Prompt 8 - Nightmares and The Price of A Broken Dream

Free(ish) writing from the 8th writing prompt found at http://thinkwritten.com/365-creative-writing-prompts/

8. Dream-catcher: Write something inspired by a recent dream you had.

Image taken from here.

This one is a challenge for me.  You see, I rarely dream in my sleep.  Or at least I rarely remember my dreams.  When I do remember there is usually nightmare rather than inspiration.  Perhaps that needs to change.  Perhaps I need to see nightmare as inspiration.  Perhaps I need to dream less in the day and to arrange things so I dream more in the night.  Perhaps even begin a dream diary and enter into the world of lucid dreaming, gaining some control over the images and creativity that goes on in the sleepworld.

I could ask, beyond an unpredictable screen of entertainment, fuelled by caffeine, what dreams may mean to me.  I could seek out the archetypal figures and stories within them as I did in a blog post last year.  Or go further into the realm of unlikelihood.  An event appeared on my Facebook feed a few days ago about nightmares.  It claimed that within nightmares are prophetic clues to your future.  I must admit to a healthy portion of skepticism and doubt that my nightmares map out any future fame and fortune or lack.  I think they're more a result of my present, my brain firing off random impulses combined with my subconscious and unconscious mind trying to make head or tail (or tale) of everything.

And yet ... there have been times.  Things happen unexpectedly and I know that I've dreamed them.  Not only that I know when I've dreamed them.  It's a feeling that goes deeper than deja vu, which is something I seem to go through in phases.  As with deja vu I know there's a psychological explanation for it and it wasn't my brain foretelling my future and telling me - in the most unclear and obscure and hidden manner it can - who I'm going to meet, where I'm going to be, and what I'm going to do.
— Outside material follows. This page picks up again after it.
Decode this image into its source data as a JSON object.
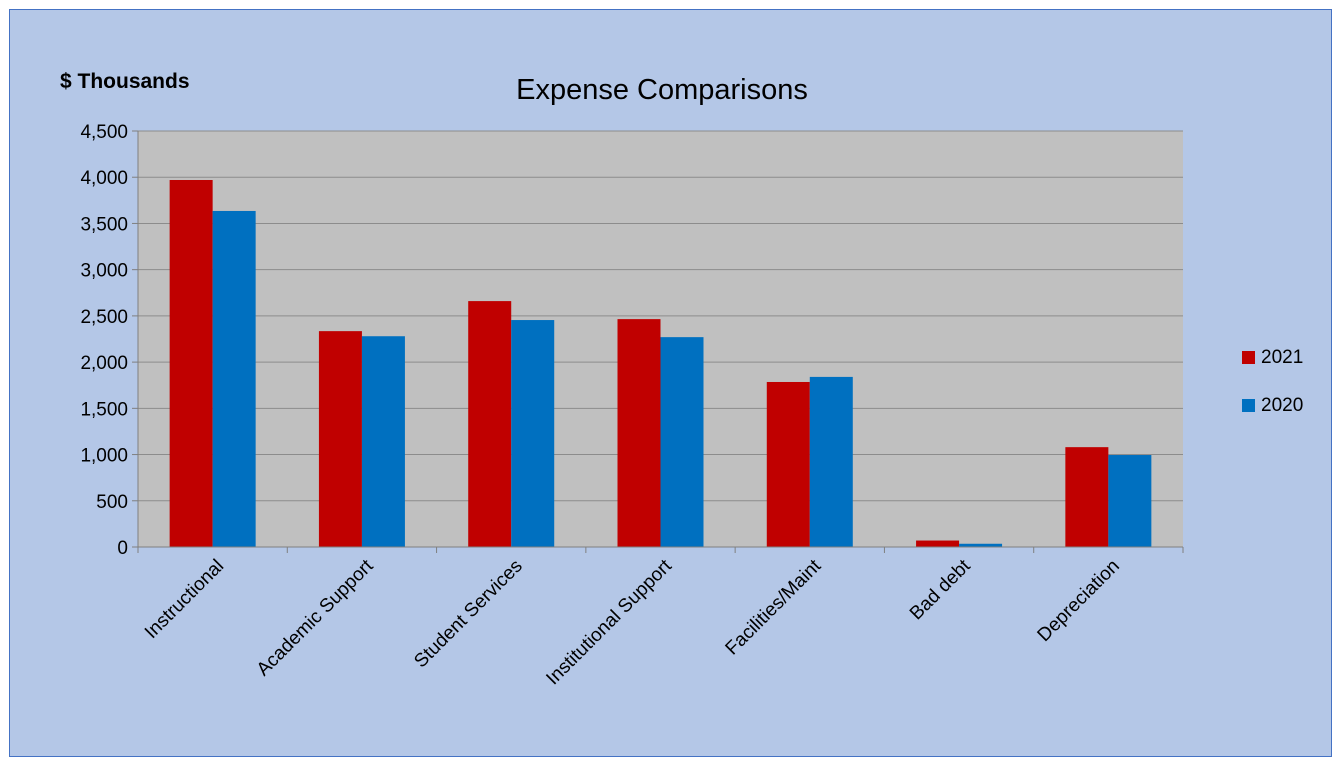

As for a recent dream?  They are rare creatures of malcontent.  Several weeks ago I had nights filled with dreams of loss.  The same dream played out over and over as I fell asleep and woke and fell and woke throughout several nights.  The same loss.  Experienced in a new way each time.  Each pain adding to the previous.  I guess those dreams, which in my anxious state produced increased fear, could inspire sad stories.  They could be the unrequited love poem from the second prompt.  They could tell of bereavement and grief, of kidnapping, of murder, of women screaming hatred, of religious cults, of familial pressures.  Those dreams mixed realism with dramas so farfetched that even I would be ashamed to write them.

Each would be a sadness.  Though I changed the cast they would still be a sadness.  And today is not the day for a sadness.  Today is the day for heading to the library to work and discovering I'd left my glasses at home.  Today is the day for being told - at least for the present - that a women's group is not the place for me.  [That story is still being written and I believe it will have a happy ending but today I shed many tears.]  Today is the day for being fragile after my head melted down last night for reasons only it knows.  Today is not a day to create new sadness for myself.
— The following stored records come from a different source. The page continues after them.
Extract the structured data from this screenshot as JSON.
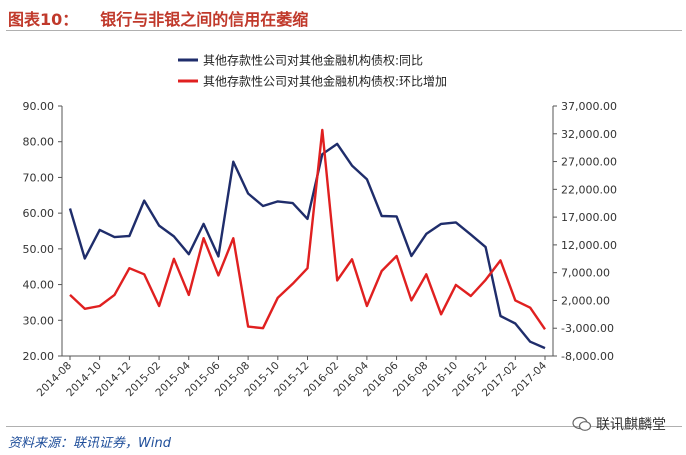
{
  "header": {
    "figure_label": "图表10：",
    "title": "银行与非银之间的信用在萎缩"
  },
  "footer": {
    "source": "资料来源：联讯证券，Wind",
    "watermark": "联讯麒麟堂"
  },
  "colors": {
    "title": "#c0392b",
    "yoy_series": "#1f2d6b",
    "mom_series": "#e02020",
    "source_text": "#1f4e9a"
  },
  "chart_data": {
    "type": "line",
    "title": "",
    "x_tick_labels": [
      "2014-08",
      "2014-10",
      "2014-12",
      "2015-02",
      "2015-04",
      "2015-06",
      "2015-08",
      "2015-10",
      "2015-12",
      "2016-02",
      "2016-04",
      "2016-06",
      "2016-08",
      "2016-10",
      "2016-12",
      "2017-02",
      "2017-04"
    ],
    "left_axis": {
      "min": 20,
      "max": 90,
      "ticks": [
        "20.00",
        "30.00",
        "40.00",
        "50.00",
        "60.00",
        "70.00",
        "80.00",
        "90.00"
      ]
    },
    "right_axis": {
      "min": -8000,
      "max": 37000,
      "ticks": [
        "-8,000.00",
        "-3,000.00",
        "2,000.00",
        "7,000.00",
        "12,000.00",
        "17,000.00",
        "22,000.00",
        "27,000.00",
        "32,000.00",
        "37,000.00"
      ]
    },
    "legend_position": "top-center",
    "series": [
      {
        "name": "其他存款性公司对其他金融机构债权:同比",
        "axis": "left",
        "color": "#1f2d6b",
        "values": [
          61.3,
          47.3,
          55.3,
          53.3,
          53.6,
          63.5,
          56.5,
          53.5,
          48.5,
          57.0,
          47.9,
          74.4,
          65.5,
          62.0,
          63.3,
          62.8,
          58.4,
          76.5,
          79.4,
          73.3,
          69.5,
          59.2,
          59.1,
          48.0,
          54.2,
          57.0,
          57.4,
          54.0,
          50.5,
          31.2,
          29.1,
          24.0,
          22.2
        ]
      },
      {
        "name": "其他存款性公司对其他金融机构债权:环比增加",
        "axis": "right",
        "color": "#e02020",
        "values": [
          3000,
          500,
          1000,
          3000,
          7800,
          6700,
          1000,
          9500,
          3000,
          13200,
          6500,
          13200,
          -2700,
          -3000,
          2500,
          5000,
          7800,
          32700,
          5600,
          9400,
          1000,
          7300,
          10000,
          2000,
          6700,
          -500,
          4800,
          2800,
          5700,
          9200,
          2000,
          700,
          -3200
        ]
      }
    ]
  }
}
So there's this:  [Which is currently unwritten.  That colon shows a great deal of faith because the "this" it refers to does not exist beyond a fragment of an idea.]
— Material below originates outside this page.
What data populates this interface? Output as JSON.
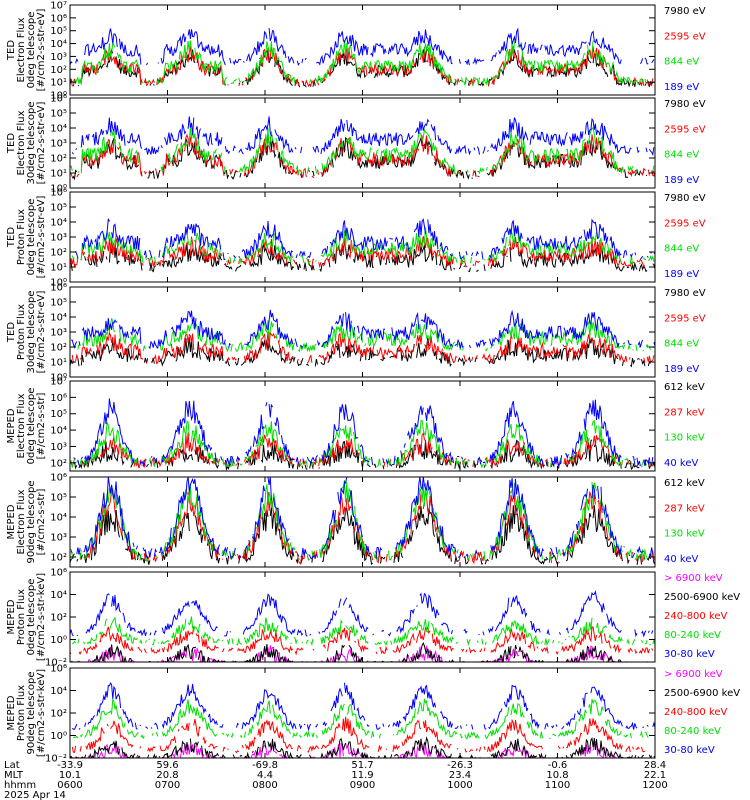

And there she was.  Sitting at the next table.
I looked several times before I was sure;
Trying to look as if I wasn't looking.
I could hardly believe it.  She was the one.

When certainty reached its crescendo
I couldn't help myself.  I wouldn't wait
In case this was the only opportunity there was.


So I turned to her, reached out to her, and said,
"Sorry to trouble you, I couldn't help noticing
That you are woman of my dreams."
She wasn't pleased.  Looking back I see
How much of a fool I was to force the hand of fate.

Eager to meet her, for her to be my adventure,
The observer stepped into the observed
And broke the free course of time's experiment.

She turned to me and glared and said
"Oy, fuck off you creep," and then
She threw her drink at me and walked out
Leaving me no time to apologise and explain that
She really was the woman of my dreams.

I'd seen her there several times, clear as the rain
That fell that day.  I'd even kept a diary of all
The times she and I had walked together
In my dreams; how we had worked,
How the two of us had held that refugee child
And kept it safe as soldiers searched above.
What would become of that innocent now
I had stepped into the future too soon?

What was the price of a broken dream?